The shapes include erosional remnants, pockets, domes, roll-ups, pits, chips and cracks, which on Earth can extend from a few centimetres to many kilometres.
Fossilised features in shallow waters and ancient rocks on Earth, known as microbially induced sedimentary structures (MISS), have been studied by Nora Noffke, a geobiologist at Old Dominion University in Virginia for two decades.
In what could be the oldest signs of life on Earth, she had reported finding 3.48 billion year old MISS in Western Australia's Dresser Formation.
These structures are created by colonies of microbes that trap and rearrange sediments in shallow water bodies, which form distinctive features that fossilize over time.

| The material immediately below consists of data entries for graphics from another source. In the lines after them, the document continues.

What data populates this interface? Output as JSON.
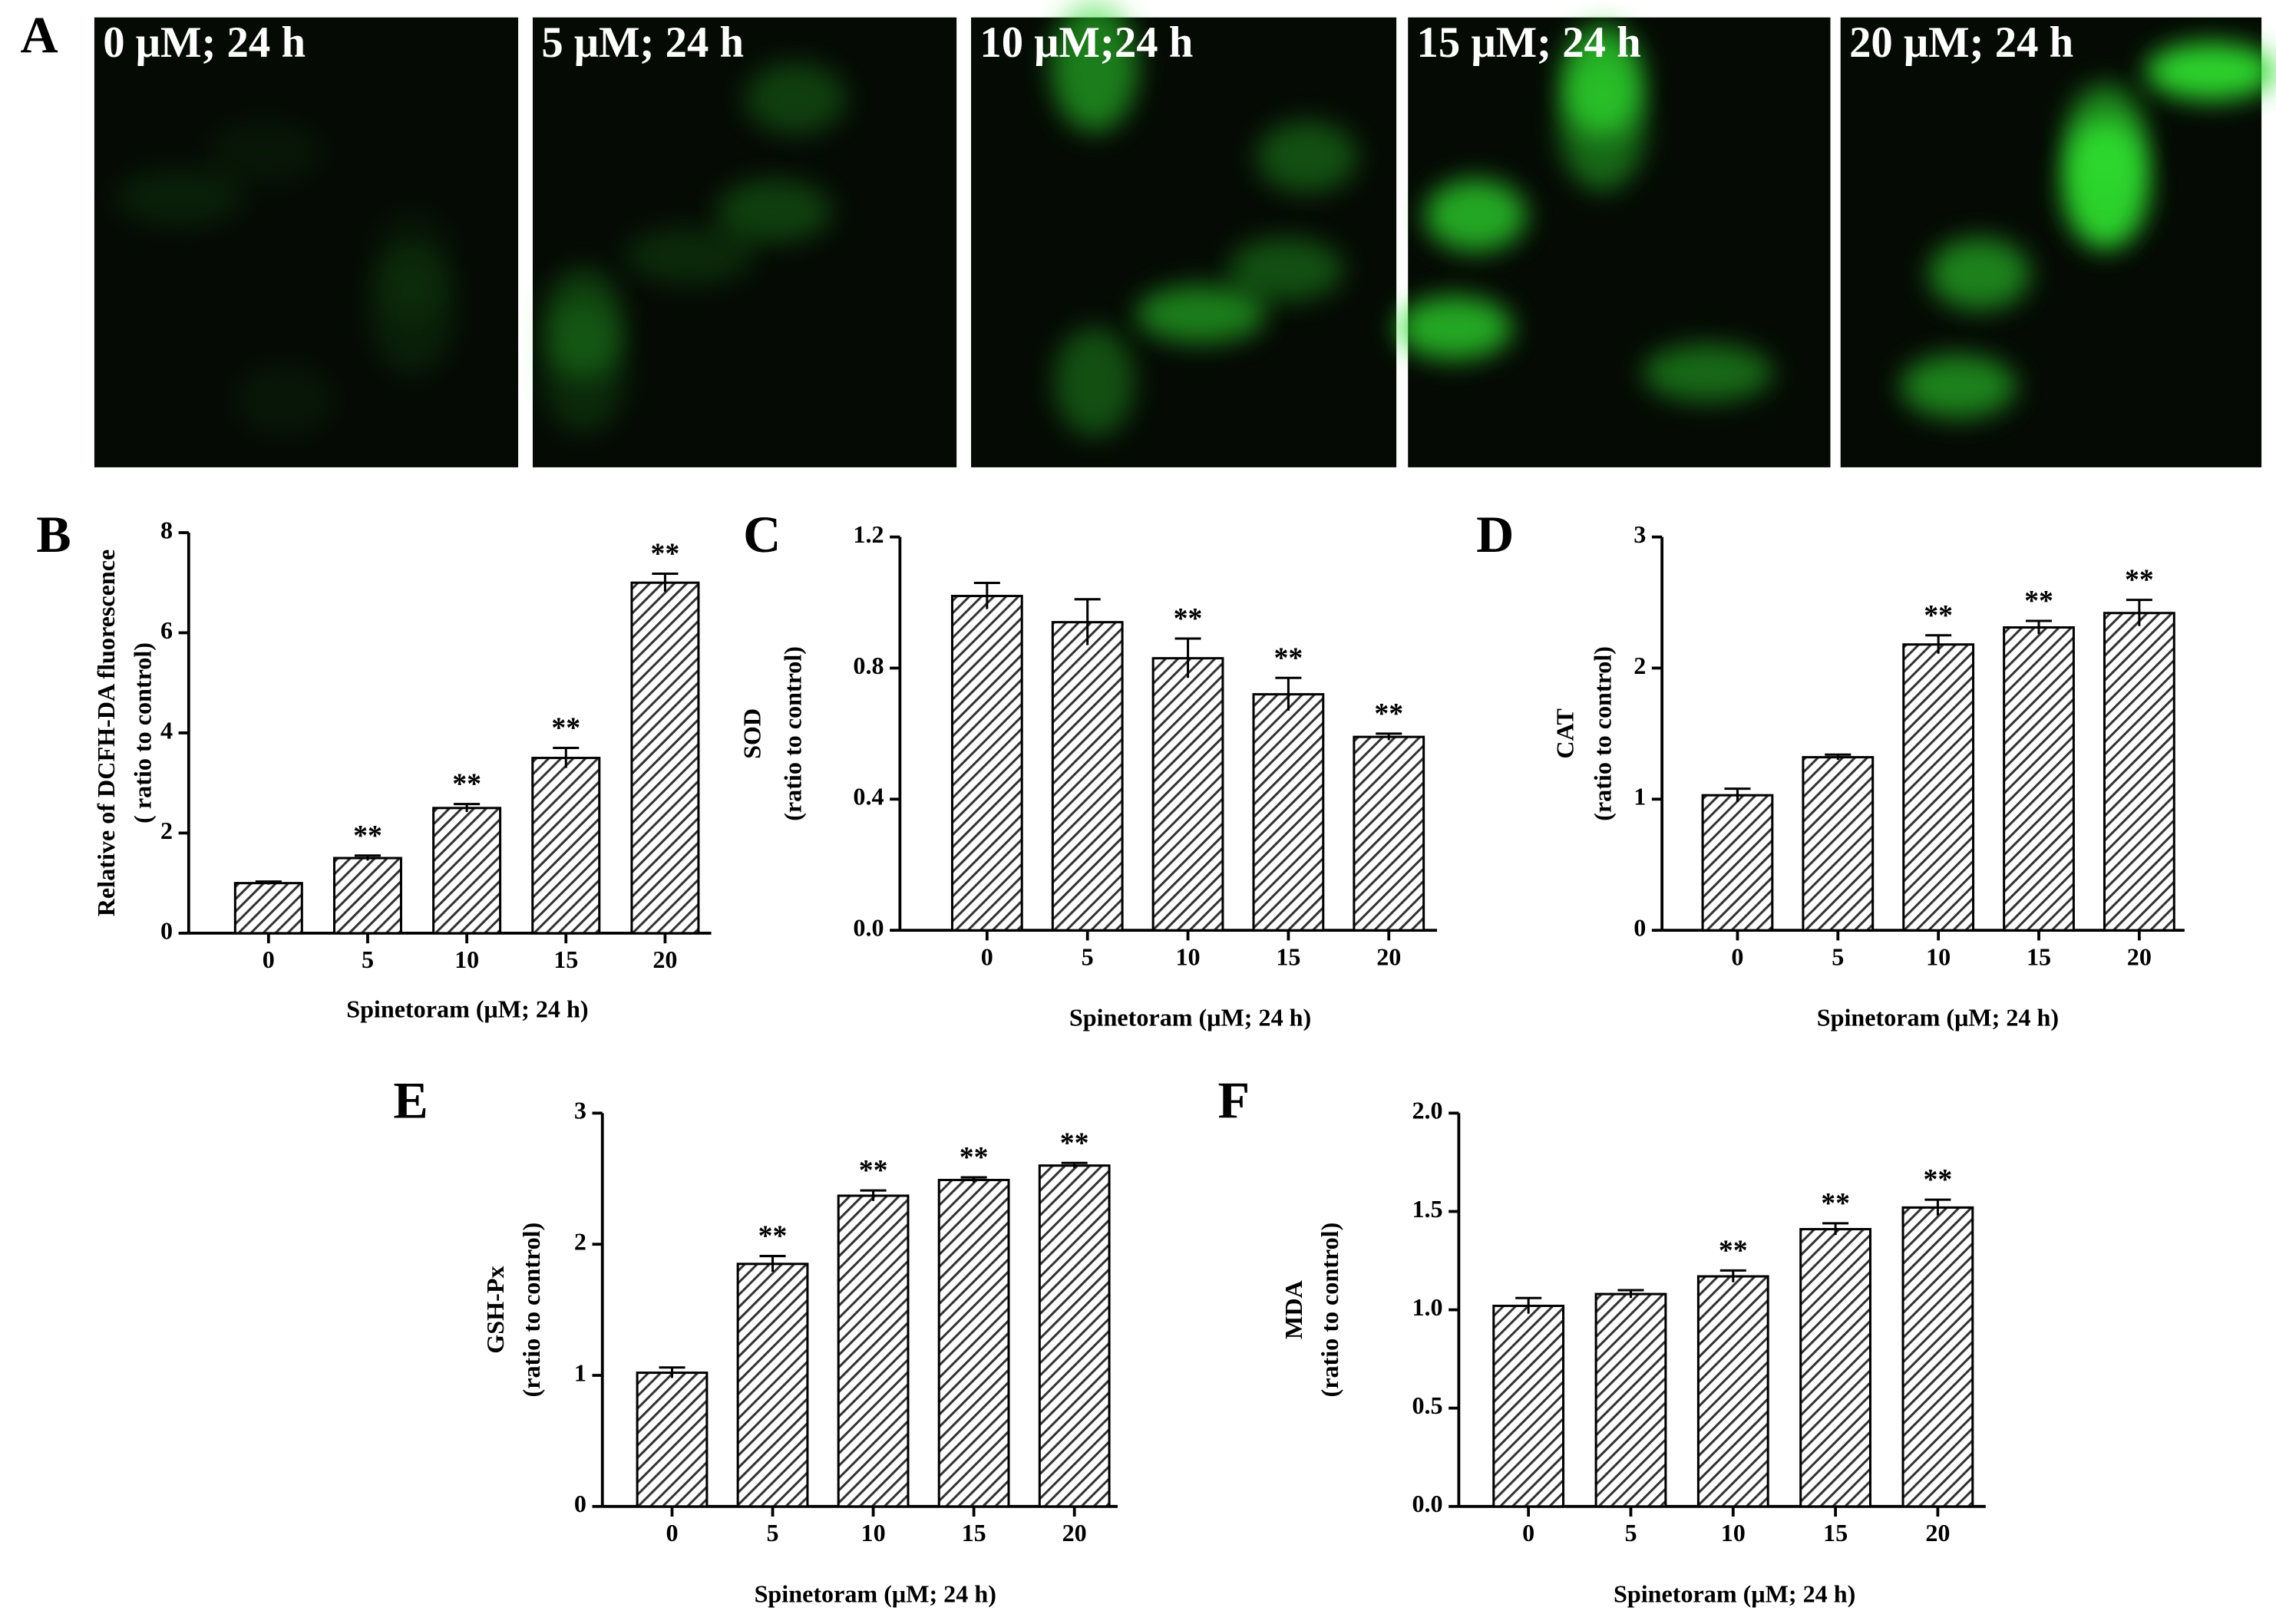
{
  "panel_a": {
    "label": "A",
    "images": [
      "0 μM; 24 h",
      "5 μM; 24 h",
      "10 μM;24 h",
      "15 μM; 24 h",
      "20 μM; 24 h"
    ]
  },
  "chart_data": [
    {
      "type": "bar",
      "panel": "B",
      "color": "#333333",
      "ylabel": [
        "Relative of DCFH-DA fluorescence",
        "( ratio to control)"
      ],
      "xlabel": "Spinetoram (μM; 24 h)",
      "categories": [
        "0",
        "5",
        "10",
        "15",
        "20"
      ],
      "values": [
        1.0,
        1.5,
        2.5,
        3.5,
        7.0
      ],
      "errors": [
        0.03,
        0.05,
        0.08,
        0.2,
        0.18
      ],
      "significance": [
        null,
        "**",
        "**",
        "**",
        "**"
      ],
      "ylim": [
        0,
        8
      ],
      "yticks": [
        0,
        2,
        4,
        6,
        8
      ]
    },
    {
      "type": "bar",
      "panel": "C",
      "color": "#333333",
      "ylabel": [
        "SOD",
        "(ratio to control)"
      ],
      "xlabel": "Spinetoram (μM; 24 h)",
      "categories": [
        "0",
        "5",
        "10",
        "15",
        "20"
      ],
      "values": [
        1.02,
        0.94,
        0.83,
        0.72,
        0.59
      ],
      "errors": [
        0.04,
        0.07,
        0.06,
        0.05,
        0.01
      ],
      "significance": [
        null,
        null,
        "**",
        "**",
        "**"
      ],
      "ylim": [
        0,
        1.2
      ],
      "yticks": [
        {
          "value": 0,
          "label": "0.0"
        },
        0.4,
        0.8,
        1.2
      ]
    },
    {
      "type": "bar",
      "panel": "D",
      "color": "#333333",
      "ylabel": [
        "CAT",
        "(ratio to control)"
      ],
      "xlabel": "Spinetoram (μM; 24 h)",
      "categories": [
        "0",
        "5",
        "10",
        "15",
        "20"
      ],
      "values": [
        1.03,
        1.32,
        2.18,
        2.31,
        2.42
      ],
      "errors": [
        0.05,
        0.02,
        0.07,
        0.05,
        0.1
      ],
      "significance": [
        null,
        null,
        "**",
        "**",
        "**"
      ],
      "ylim": [
        0,
        3
      ],
      "yticks": [
        0,
        1,
        2,
        3
      ]
    },
    {
      "type": "bar",
      "panel": "E",
      "color": "#333333",
      "ylabel": [
        "GSH-Px",
        "(ratio to control)"
      ],
      "xlabel": "Spinetoram (μM; 24 h)",
      "categories": [
        "0",
        "5",
        "10",
        "15",
        "20"
      ],
      "values": [
        1.02,
        1.85,
        2.37,
        2.49,
        2.6
      ],
      "errors": [
        0.04,
        0.06,
        0.04,
        0.02,
        0.02
      ],
      "significance": [
        null,
        "**",
        "**",
        "**",
        "**"
      ],
      "ylim": [
        0,
        3
      ],
      "yticks": [
        0,
        1,
        2,
        3
      ]
    },
    {
      "type": "bar",
      "panel": "F",
      "color": "#333333",
      "ylabel": [
        "MDA",
        "(ratio to control)"
      ],
      "xlabel": "Spinetoram (μM; 24 h)",
      "categories": [
        "0",
        "5",
        "10",
        "15",
        "20"
      ],
      "values": [
        1.02,
        1.08,
        1.17,
        1.41,
        1.52
      ],
      "errors": [
        0.04,
        0.02,
        0.03,
        0.03,
        0.04
      ],
      "significance": [
        null,
        null,
        "**",
        "**",
        "**"
      ],
      "ylim": [
        0,
        2
      ],
      "yticks": [
        {
          "value": 0,
          "label": "0.0"
        },
        0.5,
        {
          "value": 1,
          "label": "1.0"
        },
        1.5,
        {
          "value": 2,
          "label": "2.0"
        }
      ]
    }
  ]
}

In a paper published in the journal Astrobiology, Noffke points out the striking similarities between Martian sedimentary structures in Gillespie Lake outcrop and those on Earth.

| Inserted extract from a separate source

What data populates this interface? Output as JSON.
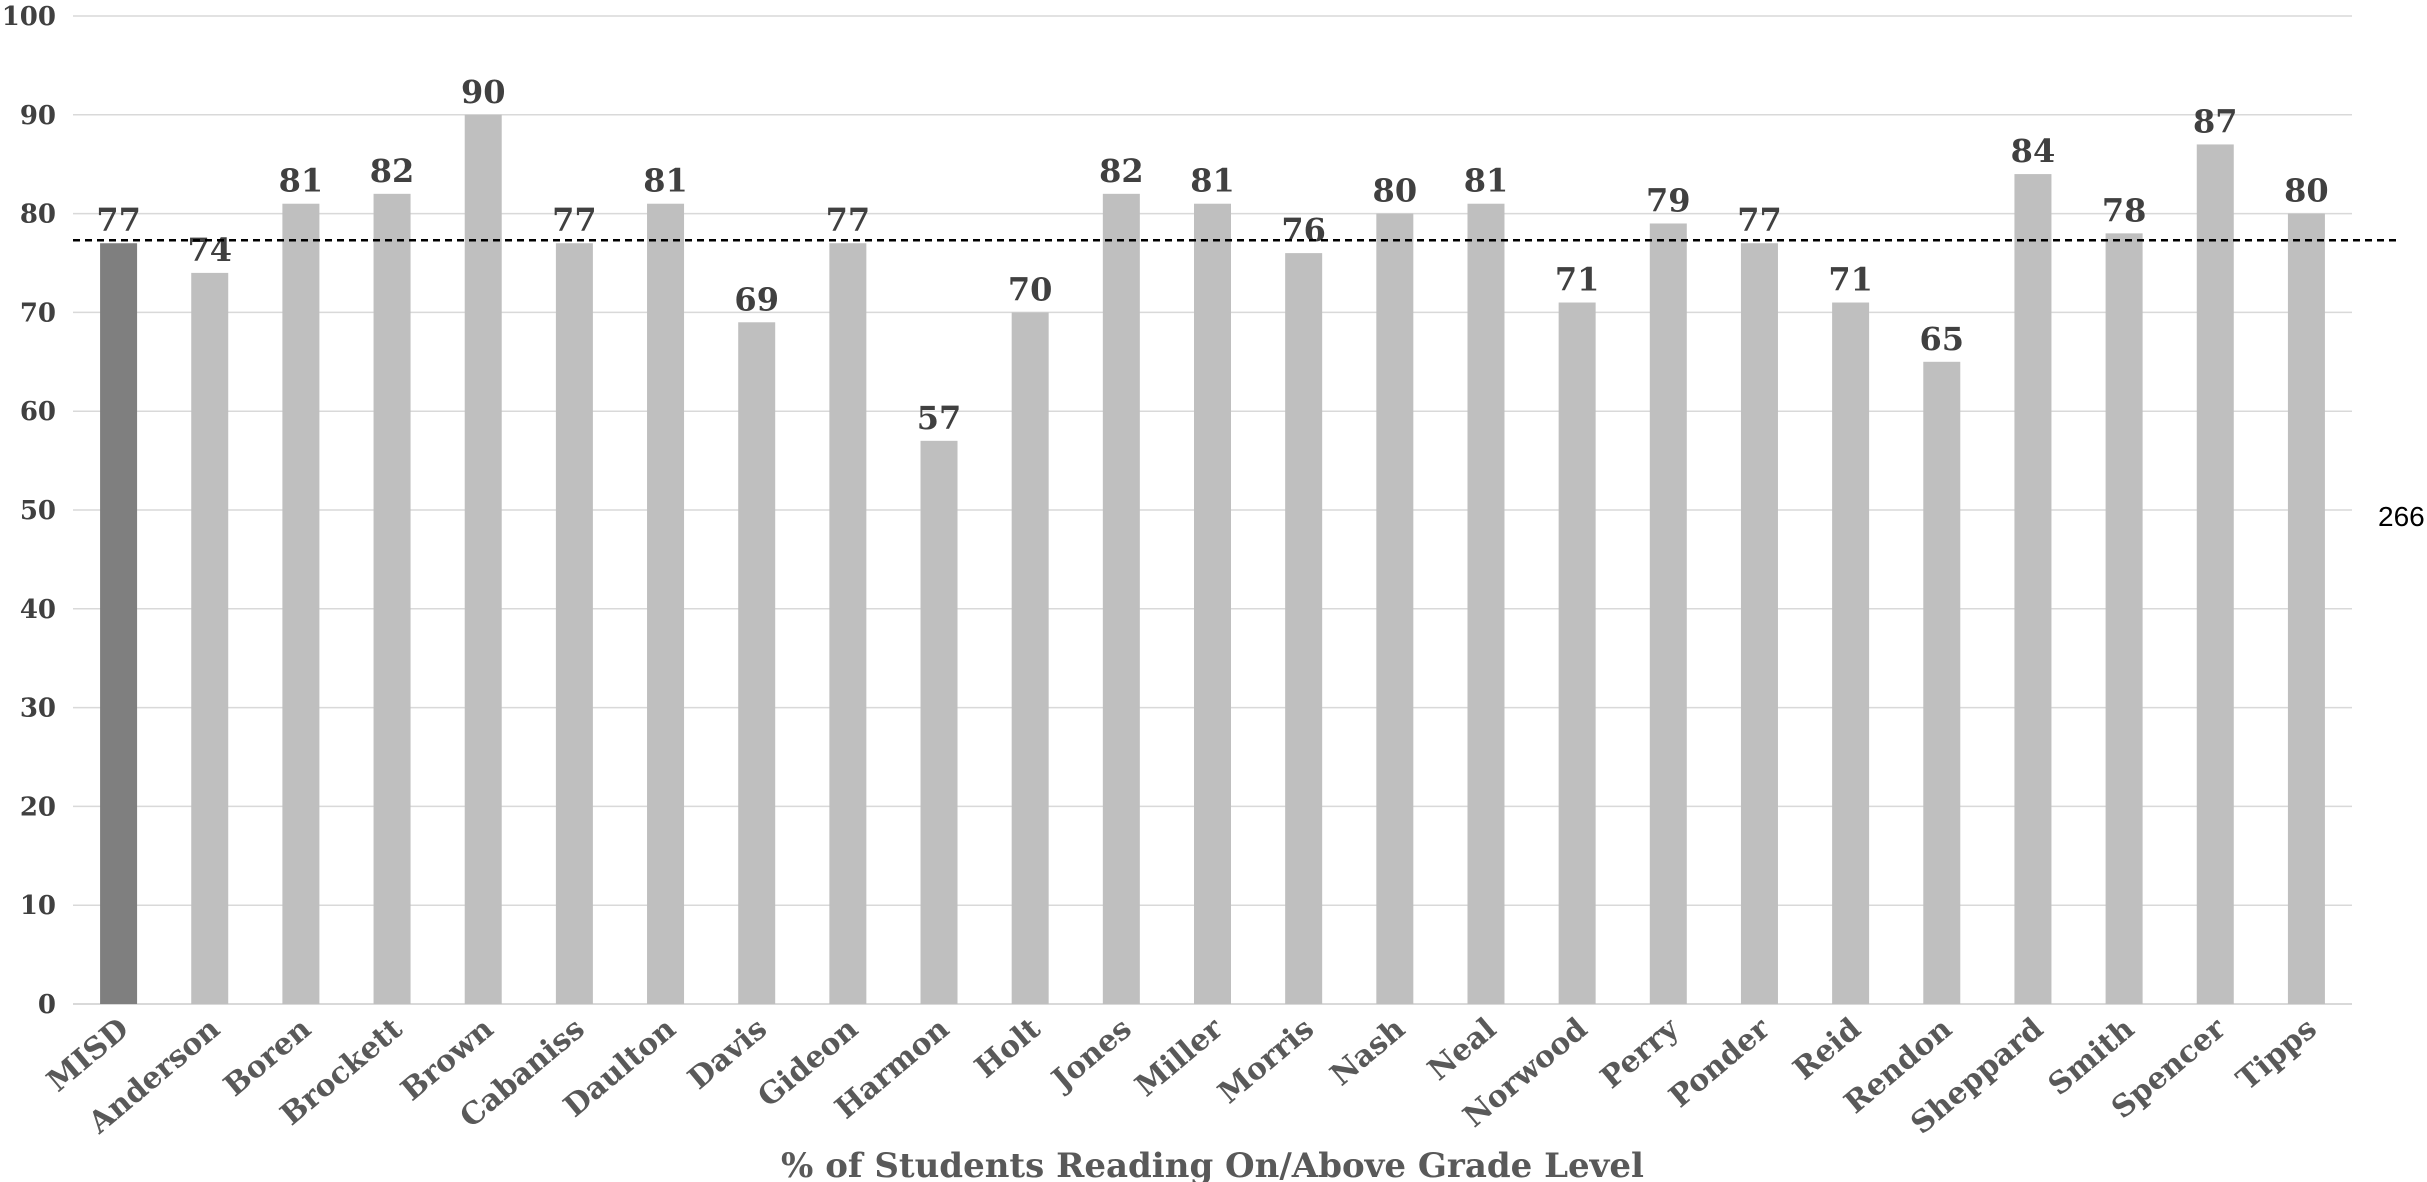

The distribution patterns of the microbial structures on Earth vary depending on the place. Microbial mats that grow in rivers show a different set of associations than those found in seasonally flooded environments, writes Astrobiology magazine.
The patterns found in the Gillespie Lake outcrop are consistent with the microbial structures found in similar environments on Earth.
On Earth these structures change over time. Noffke found that the distribution pattern in Martian rocks corresponds with microbial structures on Earth that have changed over time.
Confirmation of the microbe hand behind the structures can only be had from physically examining the Martian rock samples.
While that could well take a decade or more, the findings add weightage to the recent discovery of organic chemicals in the soil and methane spurts in the Martian atmosphere, indicating microbial life not too long ago.